Carl is only using 0.26 of one of four cores of available thinking power right now. When Carl tells me he is feeling weak from over-work, I will probably build the ROS based, distributed processing “Carla” or “Ava” ? (Hopefully better ending than Ex Machina)

jimrh · January 4, 2021, 1:40pm

Maybe “Carolus”?

It seems to me that a ROS version of Carl should be in Latin!

cyclicalobsessive · January 4, 2021, 1:44pm

Close - “Carlushka” Yiddish/ Polish / Chek

jimrh · January 4, 2021, 1:47pm

That’s the Russian diminutive too - “Карлушка”

BTW, etymologically speaking, “Yiddish” is actually a blend of Russian/Ukranian and Hebrew as carried out of the old Russian Empire when all the Jews were expelled.

Oy! (Ои!) (as in Oy-Vey!) is current Russian for “ouch!” or as an exclamation of surprise like when you almost miss a step, or accidentally step off a curb you didn’t see.

KeithW · January 5, 2021, 1:52pm

I really need to take a lesson from your work and track CPU usage more closely. I’m always just assuming it’s running close to max all the time, and clearly that’s not the case. So yeah, why would you feel the need to offload voice recognition.

If you’re feeling Germanic, Karlchen would do (although that would technically be a better fit for @jimrh 's Charlie). From your other post, looks like you might be stuck with Porcupine

/K

cyclicalobsessive · January 5, 2021, 3:01pm

Yes, I created the “Carl-ified” demo that says “Yes. I heard you.” whenever anyone speaks (or whispers) the word “porcupine”, but Carl’s investigation continues on.

It seems the CMU pocketsphinx engine that I used years back is obsolete, and a new open-source engine for research, called Vosk, is available from Alpha Cephai

Vosk even purports to support speaker-identification!

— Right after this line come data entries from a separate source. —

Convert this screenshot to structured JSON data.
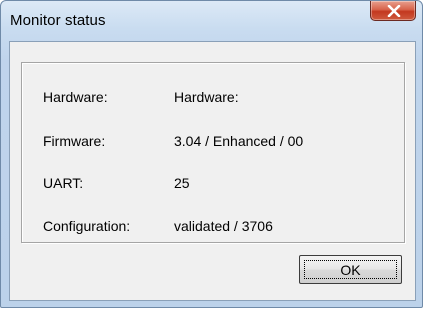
{
  "window": {
    "title": "Monitor status",
    "close_icon": "close-icon"
  },
  "status": {
    "rows": [
      {
        "label": "Hardware:",
        "value": "Hardware:"
      },
      {
        "label": "Firmware:",
        "value": "3.04 / Enhanced / 00"
      },
      {
        "label": "UART:",
        "value": "25"
      },
      {
        "label": "Configuration:",
        "value": "validated / 3706"
      }
    ]
  },
  "buttons": {
    "ok_label": "OK"
  },
  "colors": {
    "frame": "#bcd2ea",
    "client": "#f0f0f0",
    "close_button": "#c3381f"
  }
}
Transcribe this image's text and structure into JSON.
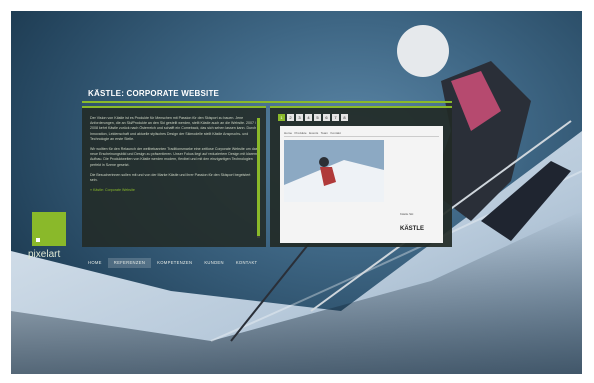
{
  "brand": "pixelart",
  "project_title": "KÄSTLE: CORPORATE WEBSITE",
  "description": {
    "paragraphs": [
      "Der Vision von Kästle ist es Produkte für Menschen mit Passion für den Skisport zu bauen. Jene Anforderungen, die an Ski/Produkte an den Ski gestellt werden, stellt Kästle auch an die Website. 2007 / 2008 kehrt Kästle zurück nach Österreich und schafft ein Comeback, das sich sehen lassen kann. Durch Innovation, Leidenschaft und aktuelle stylisches Design der Skimodelle stellt Kästle Anspruchs- und Technologie an erste Stelle.",
      "Wir wollten für den Relaunch der weltbekannten Traditionsmarke eine zeitlose Corporate Website um das neue Erscheinungsbild und Design zu präsentieren. Unser Fokus liegt auf reduziertem Design mit klarem Aufbau. Die Produktwelten von Kästle werden modern, flexibel und mit den einzigartigen Technologien perfekt in Szene gesetzt.",
      "Die Besucherinnen sollen mit und von der Marke Kästle und ihrer Passion für den Skisport begeistert sein."
    ],
    "link": "» Kästle: Corporate Website"
  },
  "preview": {
    "thumbs": [
      "1",
      "2",
      "3",
      "4",
      "5",
      "6",
      "7",
      "8"
    ],
    "active_thumb": 0,
    "nav_items": [
      "Home",
      "Produkte",
      "Events",
      "Team",
      "Kontakt"
    ],
    "caption": "Kästle Ski",
    "logo": "KÄSTLE"
  },
  "nav": {
    "items": [
      "HOME",
      "REFERENZEN",
      "KOMPETENZEN",
      "KUNDEN",
      "KONTAKT"
    ],
    "active": 1
  },
  "colors": {
    "accent": "#8ab92a",
    "panel": "#222a26",
    "sky": "#3e6684"
  }
}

( I spent 20 years at IBM doing speech recognition and speaker identity verification for self-service telephony applications, so I know how hard this stuff is for a little processor like the Raspberry Pi 3B, … and how resourceful the research folks are. They did always tell me “You are asking the wrong questions” but I always managed to figure out how to use what they had for my purposes.)